Posted in October 29th, 2007
Published in Dating

NEW YORK: Caterpillar, the world's biggest maker of bulldozers and excavators, says the U.S. economy may fall into a recession next year. Ford, DuPont and Intel disagree.

On Oct. 19, Caterpillar cut its profit forecast because of the U.S. housing slump and said the economy would be “near to, or even in, recession” in 2008, helping to U.S. stocks fall that day the most in two months.

But Caterpillar remains an outlier among U.S. companies. Many company executives have said that while near-record oil prices, a plunge in housing prices and continued mortgage defaults will cause the U.S. economy to slow, they will not push it into a recession.

“The consumer is concerned about rising energy prices, what's going on in the credit cycle and the real estate market,” said Joseph Moglia, chief executive of TD Ameritrade Holding, a major online brokerage firm.

“I don't believe they can have those concerns and not have some impact on what they're doing. That does not mean we're headed for a recession.”

Yet many U.S. consumers say they are worried about the economy. Almost two-thirds of Americans said a recession was likely in the next year, and a majority said the economy was already faltering, according to a Bloomberg/Los Angeles Times poll taken from Oct. 19 to 22. The survey showed the gloomiest view of the economy since February 2003.

A survey of chief executives released this month by the Business Council predicted that U.S. growth would slump to 2 percent or less next year but that the economy would avoid a recession, defined as two successive quarters of declining gross domestic product.

The group, which includes the heads of Fortune 500 companies including American Express, Procter & Gamble and General Electric, forecast that the U.S. economy would expand by 3.1 percent in the third quarter from a year ago, down slightly from the 3.8 percent pace recorded from April to June.

For 2008, “we're assuming global GDP growth at about the same rate as 2007, strong agricultural business and no U.S. recession,” Charles Holliday, the chief executive of DuPont, said during an earnings conference last Tuesday. “We have no expectations of an uptick in demand from U.S. residential housing market this quarter or even next year.”

U.S. buyers of computers do not seem concerned about the economy, either, Paul Otellini, chief executive of Intel, said in an interview last Tuesday. “People are buying notebooks like they're hot cakes, and companies tend to invest in technology in downturns,” he said.

Intel, the world's biggest maker of computer chips, reported a 43 percent rise in third-quarter earnings on Oct. 16.

Jeffrey Immelt, chief executive of General Electric, appears just as sanguine about prospects for the U.S. economy. “Global: strong. U.S. housing: tough. But the rest of the U.S. seems fine to us,” he said in a conference call on Oct. 12.

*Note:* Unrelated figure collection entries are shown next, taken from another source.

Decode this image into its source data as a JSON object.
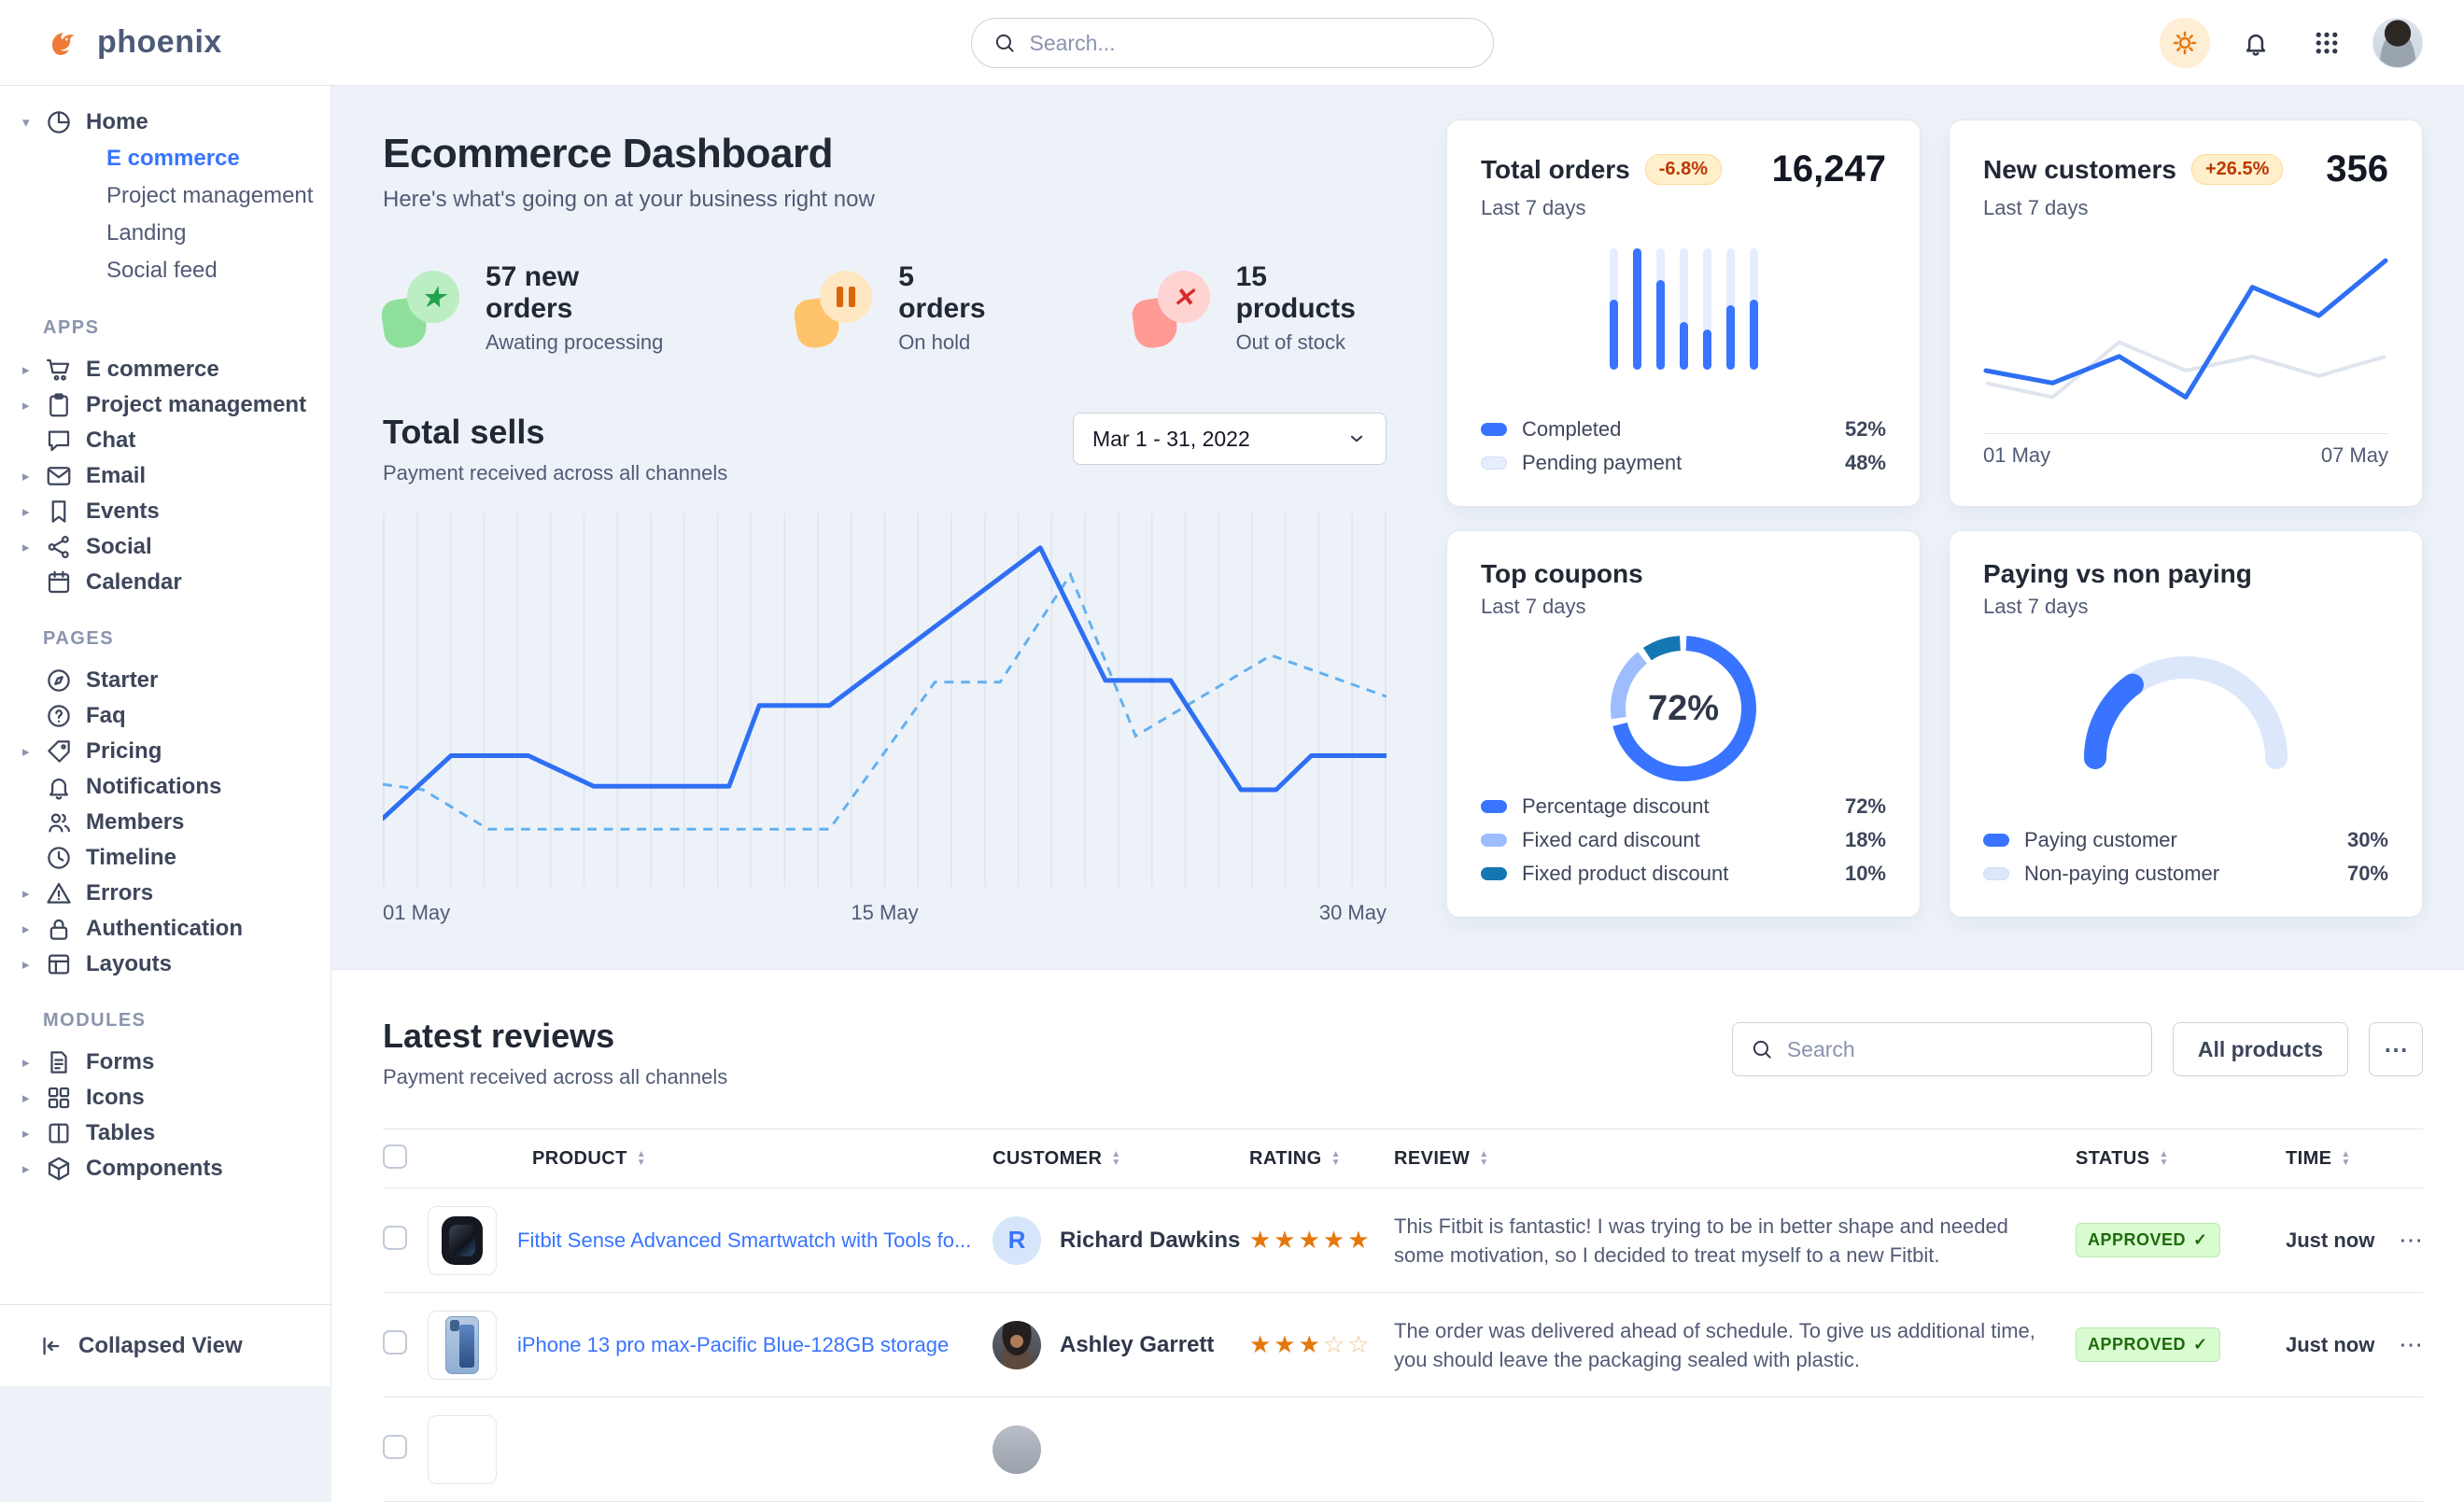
{
  "topnav": {
    "brand": "phoenix",
    "search_placeholder": "Search...",
    "icons": [
      "sun-icon",
      "bell-icon",
      "apps-grid-icon",
      "user-avatar"
    ]
  },
  "sidebar": {
    "footer_label": "Collapsed View",
    "footer_icon": "collapse-left-icon",
    "groups": [
      {
        "label": "",
        "items": [
          {
            "icon": "pie-chart",
            "label": "Home",
            "caret": "expanded",
            "children": [
              {
                "label": "E commerce",
                "active": true
              },
              {
                "label": "Project management",
                "active": false
              },
              {
                "label": "Landing",
                "active": false
              },
              {
                "label": "Social feed",
                "active": false
              }
            ]
          }
        ]
      },
      {
        "label": "APPS",
        "items": [
          {
            "icon": "cart",
            "label": "E commerce",
            "caret": "collapsed"
          },
          {
            "icon": "clipboard",
            "label": "Project management",
            "caret": "collapsed"
          },
          {
            "icon": "chat",
            "label": "Chat"
          },
          {
            "icon": "mail",
            "label": "Email",
            "caret": "collapsed"
          },
          {
            "icon": "bookmark",
            "label": "Events",
            "caret": "collapsed"
          },
          {
            "icon": "share",
            "label": "Social",
            "caret": "collapsed"
          },
          {
            "icon": "calendar",
            "label": "Calendar"
          }
        ]
      },
      {
        "label": "PAGES",
        "items": [
          {
            "icon": "compass",
            "label": "Starter"
          },
          {
            "icon": "question-circle",
            "label": "Faq"
          },
          {
            "icon": "tag",
            "label": "Pricing",
            "caret": "collapsed"
          },
          {
            "icon": "bell",
            "label": "Notifications"
          },
          {
            "icon": "users",
            "label": "Members"
          },
          {
            "icon": "clock",
            "label": "Timeline"
          },
          {
            "icon": "warning-triangle",
            "label": "Errors",
            "caret": "collapsed"
          },
          {
            "icon": "lock",
            "label": "Authentication",
            "caret": "collapsed"
          },
          {
            "icon": "layout",
            "label": "Layouts",
            "caret": "collapsed"
          }
        ]
      },
      {
        "label": "MODULES",
        "items": [
          {
            "icon": "file-text",
            "label": "Forms",
            "caret": "collapsed"
          },
          {
            "icon": "grid",
            "label": "Icons",
            "caret": "collapsed"
          },
          {
            "icon": "columns",
            "label": "Tables",
            "caret": "collapsed"
          },
          {
            "icon": "cube",
            "label": "Components",
            "caret": "collapsed"
          }
        ]
      }
    ]
  },
  "hero": {
    "title": "Ecommerce Dashboard",
    "subtitle": "Here's what's going on at your business right now",
    "stats": [
      {
        "value": "57 new orders",
        "label": "Awating processing",
        "variant": "green",
        "glyph": "star"
      },
      {
        "value": "5 orders",
        "label": "On hold",
        "variant": "orange",
        "glyph": "pause"
      },
      {
        "value": "15 products",
        "label": "Out of stock",
        "variant": "red",
        "glyph": "x"
      }
    ]
  },
  "total_sells": {
    "title": "Total sells",
    "subtitle": "Payment received across all channels",
    "range_label": "Mar 1 - 31, 2022",
    "x_labels": [
      "01 May",
      "15 May",
      "30 May"
    ],
    "grid_lines": 31,
    "colors": {
      "solid": "#2e6ff3",
      "dashed": "#64b0f0",
      "grid": "#e2e7ef"
    },
    "series": {
      "solid": [
        [
          0,
          0.83
        ],
        [
          0.068,
          0.655
        ],
        [
          0.145,
          0.655
        ],
        [
          0.21,
          0.74
        ],
        [
          0.345,
          0.74
        ],
        [
          0.375,
          0.515
        ],
        [
          0.445,
          0.515
        ],
        [
          0.655,
          0.075
        ],
        [
          0.72,
          0.445
        ],
        [
          0.785,
          0.445
        ],
        [
          0.855,
          0.75
        ],
        [
          0.89,
          0.75
        ],
        [
          0.925,
          0.655
        ],
        [
          1,
          0.655
        ]
      ],
      "dashed": [
        [
          0,
          0.735
        ],
        [
          0.04,
          0.75
        ],
        [
          0.105,
          0.86
        ],
        [
          0.445,
          0.86
        ],
        [
          0.55,
          0.45
        ],
        [
          0.615,
          0.45
        ],
        [
          0.685,
          0.15
        ],
        [
          0.75,
          0.6
        ],
        [
          0.885,
          0.375
        ],
        [
          1,
          0.49
        ]
      ]
    }
  },
  "cards": {
    "orders": {
      "title": "Total orders",
      "badge": "-6.8%",
      "value": "16,247",
      "period": "Last 7 days",
      "bars": [
        0.58,
        1,
        0.74,
        0.39,
        0.33,
        0.53,
        0.58
      ],
      "colors": {
        "fill": "#3874ff",
        "track": "#e5edff"
      },
      "legend": [
        {
          "label": "Completed",
          "value": "52%",
          "color": "#3874ff"
        },
        {
          "label": "Pending payment",
          "value": "48%",
          "color": "#e5edff"
        }
      ]
    },
    "customers": {
      "title": "New customers",
      "badge": "+26.5%",
      "value": "356",
      "period": "Last 7 days",
      "x_labels": [
        "01 May",
        "07 May"
      ],
      "colors": {
        "current": "#2e6ff3",
        "previous": "#dfe5ee"
      },
      "series": {
        "current": [
          0.7,
          0.77,
          0.62,
          0.85,
          0.23,
          0.39,
          0.08
        ],
        "previous": [
          0.77,
          0.85,
          0.54,
          0.7,
          0.62,
          0.73,
          0.62
        ]
      }
    },
    "coupons": {
      "title": "Top coupons",
      "period": "Last 7 days",
      "center_label": "72%",
      "segments": [
        {
          "label": "Percentage discount",
          "value": 72,
          "display": "72%",
          "color": "#3874ff"
        },
        {
          "label": "Fixed card discount",
          "value": 18,
          "display": "18%",
          "color": "#9dbdff"
        },
        {
          "label": "Fixed product discount",
          "value": 10,
          "display": "10%",
          "color": "#1577b2"
        }
      ]
    },
    "paying": {
      "title": "Paying vs non paying",
      "period": "Last 7 days",
      "segments": [
        {
          "label": "Paying customer",
          "value": 30,
          "display": "30%",
          "color": "#3874ff"
        },
        {
          "label": "Non-paying customer",
          "value": 70,
          "display": "70%",
          "color": "#dce7fb"
        }
      ]
    }
  },
  "reviews": {
    "title": "Latest reviews",
    "subtitle": "Payment received across all channels",
    "search_placeholder": "Search",
    "all_products_label": "All products",
    "more_label": "⋯",
    "columns": [
      "PRODUCT",
      "CUSTOMER",
      "RATING",
      "REVIEW",
      "STATUS",
      "TIME"
    ],
    "rows": [
      {
        "product": "Fitbit Sense Advanced Smartwatch with Tools fo...",
        "thumb": "smartwatch",
        "customer": "Richard Dawkins",
        "avatar_type": "initial",
        "avatar_text": "R",
        "rating": 5,
        "rating_max": 5,
        "review": "This Fitbit is fantastic! I was trying to be in better shape and needed some motivation, so I decided to treat myself to a new Fitbit.",
        "status": "APPROVED",
        "status_check": "✓",
        "time": "Just now",
        "partial": false
      },
      {
        "product": "iPhone 13 pro max-Pacific Blue-128GB storage",
        "thumb": "iphone",
        "customer": "Ashley Garrett",
        "avatar_type": "photo-woman",
        "avatar_text": "",
        "rating": 3,
        "rating_max": 5,
        "review": "The order was delivered ahead of schedule. To give us additional time, you should leave the packaging sealed with plastic.",
        "status": "APPROVED",
        "status_check": "✓",
        "time": "Just now",
        "partial": false
      },
      {
        "product": "",
        "thumb": "blank",
        "customer": "",
        "avatar_type": "photo",
        "avatar_text": "",
        "rating": 0,
        "rating_max": 0,
        "review": "",
        "status": "",
        "status_check": "",
        "time": "",
        "partial": true
      }
    ]
  }
}
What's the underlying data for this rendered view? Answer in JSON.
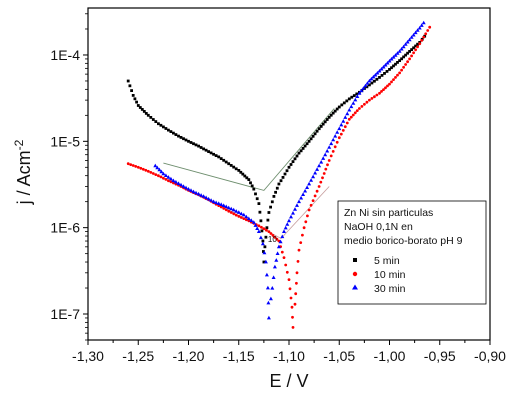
{
  "chart_data": {
    "type": "scatter",
    "title": "",
    "xlabel": "E / V",
    "ylabel": "j / Acm",
    "ylabel_superscript": "-2",
    "xlim": [
      -1.3,
      -0.9
    ],
    "ylim": [
      5e-08,
      0.00035
    ],
    "y_scale": "log",
    "x_ticks": [
      -1.3,
      -1.25,
      -1.2,
      -1.15,
      -1.1,
      -1.05,
      -1.0,
      -0.95,
      -0.9
    ],
    "x_tick_labels": [
      "-1,30",
      "-1,25",
      "-1,20",
      "-1,15",
      "-1,10",
      "-1,05",
      "-1,00",
      "-0,95",
      "-0,90"
    ],
    "y_ticks": [
      1e-07,
      1e-06,
      1e-05,
      0.0001
    ],
    "y_tick_labels": [
      "1E-7",
      "1E-6",
      "1E-5",
      "1E-4"
    ],
    "grid": false,
    "legend": {
      "placement": "right-center",
      "title_lines": [
        "Zn Ni sin particulas",
        "NaOH 0,1N en",
        "medio borico-borato pH 9"
      ],
      "entries": [
        {
          "label": "5   min",
          "color": "#000000",
          "marker": "square"
        },
        {
          "label": "10 min",
          "color": "#ff0000",
          "marker": "circle"
        },
        {
          "label": "30 min",
          "color": "#0000ff",
          "marker": "triangle"
        }
      ]
    },
    "annotations": [
      {
        "text": "10",
        "x": -1.121,
        "y": 6.8e-07
      }
    ],
    "tafel_lines": [
      {
        "color": "#6f8f6f",
        "points": [
          [
            -1.225,
            5.6e-06
          ],
          [
            -1.125,
            2.7e-06
          ],
          [
            -1.055,
            2.4e-05
          ]
        ]
      },
      {
        "color": "#c8a0a0",
        "points": [
          [
            -1.185,
            2.3e-06
          ],
          [
            -1.108,
            7.5e-07
          ],
          [
            -1.06,
            3e-06
          ]
        ]
      }
    ],
    "series": [
      {
        "name": "5   min",
        "color": "#000000",
        "marker": "square",
        "cathodic": [
          [
            -1.26,
            5e-05
          ],
          [
            -1.255,
            3.4e-05
          ],
          [
            -1.25,
            2.6e-05
          ],
          [
            -1.24,
            2e-05
          ],
          [
            -1.23,
            1.6e-05
          ],
          [
            -1.22,
            1.35e-05
          ],
          [
            -1.21,
            1.15e-05
          ],
          [
            -1.2,
            1e-05
          ],
          [
            -1.19,
            8.8e-06
          ],
          [
            -1.18,
            7.6e-06
          ],
          [
            -1.17,
            6.6e-06
          ],
          [
            -1.16,
            5.5e-06
          ],
          [
            -1.15,
            4.6e-06
          ],
          [
            -1.14,
            3.6e-06
          ],
          [
            -1.135,
            2.8e-06
          ],
          [
            -1.13,
            1.9e-06
          ],
          [
            -1.128,
            1.2e-06
          ],
          [
            -1.126,
            7e-07
          ],
          [
            -1.125,
            4e-07
          ]
        ],
        "anodic": [
          [
            -1.124,
            6e-07
          ],
          [
            -1.122,
            1e-06
          ],
          [
            -1.12,
            1.5e-06
          ],
          [
            -1.115,
            2.3e-06
          ],
          [
            -1.11,
            3.2e-06
          ],
          [
            -1.1,
            5e-06
          ],
          [
            -1.09,
            7.3e-06
          ],
          [
            -1.08,
            1e-05
          ],
          [
            -1.07,
            1.4e-05
          ],
          [
            -1.06,
            1.9e-05
          ],
          [
            -1.05,
            2.5e-05
          ],
          [
            -1.04,
            3.1e-05
          ],
          [
            -1.03,
            3.7e-05
          ],
          [
            -1.02,
            4.5e-05
          ],
          [
            -1.01,
            5.5e-05
          ],
          [
            -1.0,
            6.8e-05
          ],
          [
            -0.99,
            8.6e-05
          ],
          [
            -0.98,
            0.00011
          ],
          [
            -0.97,
            0.00014
          ],
          [
            -0.965,
            0.000165
          ]
        ]
      },
      {
        "name": "10 min",
        "color": "#ff0000",
        "marker": "circle",
        "cathodic": [
          [
            -1.26,
            5.5e-06
          ],
          [
            -1.25,
            5e-06
          ],
          [
            -1.24,
            4.5e-06
          ],
          [
            -1.23,
            4e-06
          ],
          [
            -1.22,
            3.5e-06
          ],
          [
            -1.21,
            3.1e-06
          ],
          [
            -1.2,
            2.7e-06
          ],
          [
            -1.19,
            2.4e-06
          ],
          [
            -1.18,
            2.1e-06
          ],
          [
            -1.17,
            1.8e-06
          ],
          [
            -1.16,
            1.55e-06
          ],
          [
            -1.15,
            1.35e-06
          ],
          [
            -1.14,
            1.2e-06
          ],
          [
            -1.13,
            1.05e-06
          ],
          [
            -1.12,
            9e-07
          ],
          [
            -1.11,
            7e-07
          ],
          [
            -1.105,
            4.5e-07
          ],
          [
            -1.1,
            2.5e-07
          ],
          [
            -1.097,
            1.2e-07
          ],
          [
            -1.096,
            7e-08
          ]
        ],
        "anodic": [
          [
            -1.094,
            1.3e-07
          ],
          [
            -1.092,
            3e-07
          ],
          [
            -1.09,
            5.5e-07
          ],
          [
            -1.085,
            1e-06
          ],
          [
            -1.08,
            1.6e-06
          ],
          [
            -1.07,
            3e-06
          ],
          [
            -1.06,
            6e-06
          ],
          [
            -1.05,
            1.1e-05
          ],
          [
            -1.04,
            1.8e-05
          ],
          [
            -1.03,
            2.4e-05
          ],
          [
            -1.02,
            3e-05
          ],
          [
            -1.01,
            3.6e-05
          ],
          [
            -1.0,
            4.6e-05
          ],
          [
            -0.99,
            6.2e-05
          ],
          [
            -0.98,
            9e-05
          ],
          [
            -0.97,
            0.000135
          ],
          [
            -0.96,
            0.00021
          ]
        ]
      },
      {
        "name": "30 min",
        "color": "#0000ff",
        "marker": "triangle",
        "cathodic": [
          [
            -1.233,
            5.2e-06
          ],
          [
            -1.225,
            4.2e-06
          ],
          [
            -1.215,
            3.5e-06
          ],
          [
            -1.205,
            3e-06
          ],
          [
            -1.195,
            2.6e-06
          ],
          [
            -1.185,
            2.3e-06
          ],
          [
            -1.175,
            2e-06
          ],
          [
            -1.165,
            1.8e-06
          ],
          [
            -1.155,
            1.6e-06
          ],
          [
            -1.145,
            1.4e-06
          ],
          [
            -1.135,
            1.15e-06
          ],
          [
            -1.13,
            9e-07
          ],
          [
            -1.126,
            6.5e-07
          ],
          [
            -1.123,
            4e-07
          ],
          [
            -1.121,
            2e-07
          ],
          [
            -1.12,
            9e-08
          ]
        ],
        "anodic": [
          [
            -1.118,
            1.5e-07
          ],
          [
            -1.114,
            3.5e-07
          ],
          [
            -1.11,
            6e-07
          ],
          [
            -1.105,
            9e-07
          ],
          [
            -1.1,
            1.2e-06
          ],
          [
            -1.09,
            2e-06
          ],
          [
            -1.08,
            3.2e-06
          ],
          [
            -1.07,
            5.2e-06
          ],
          [
            -1.06,
            8.5e-06
          ],
          [
            -1.05,
            1.4e-05
          ],
          [
            -1.04,
            2.3e-05
          ],
          [
            -1.03,
            3.6e-05
          ],
          [
            -1.02,
            5e-05
          ],
          [
            -1.01,
            6.5e-05
          ],
          [
            -1.0,
            8.5e-05
          ],
          [
            -0.99,
            0.00011
          ],
          [
            -0.98,
            0.00015
          ],
          [
            -0.97,
            0.000205
          ],
          [
            -0.966,
            0.000235
          ]
        ]
      }
    ]
  }
}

Still, executives say they are counting on the Federal Reserve to cut interest rates to stimulate the economy. The Federal Open Market Committee, which is to meet Tuesday and Wednesday, lowered the target rate for overnight loans between banks by half a point on Sept. 18, more than most economists had forecast, to 4.75 percent. The cut was the first in four years.

“I am very optimistic on some of the actions taken recently, like the Fed,” Alan Mulally, chief executive of Ford, said this month in Wayne, Michigan. “Hopefully, the subprime will improve and housing will stabilize again. We also have a good, growing U.S. economy. There's a lot to be positive about.”

Caterpillar remains pessimistic about the U.S. economy.

“We don't expect big improvements in North America any time soon,” Caterpillar's chief financial officer, David Burritt, said.

The worst U.S. housing recession in at least 16 years will lead to a 12 percent decline in North American machinery and engine sales this year, Caterpillar said.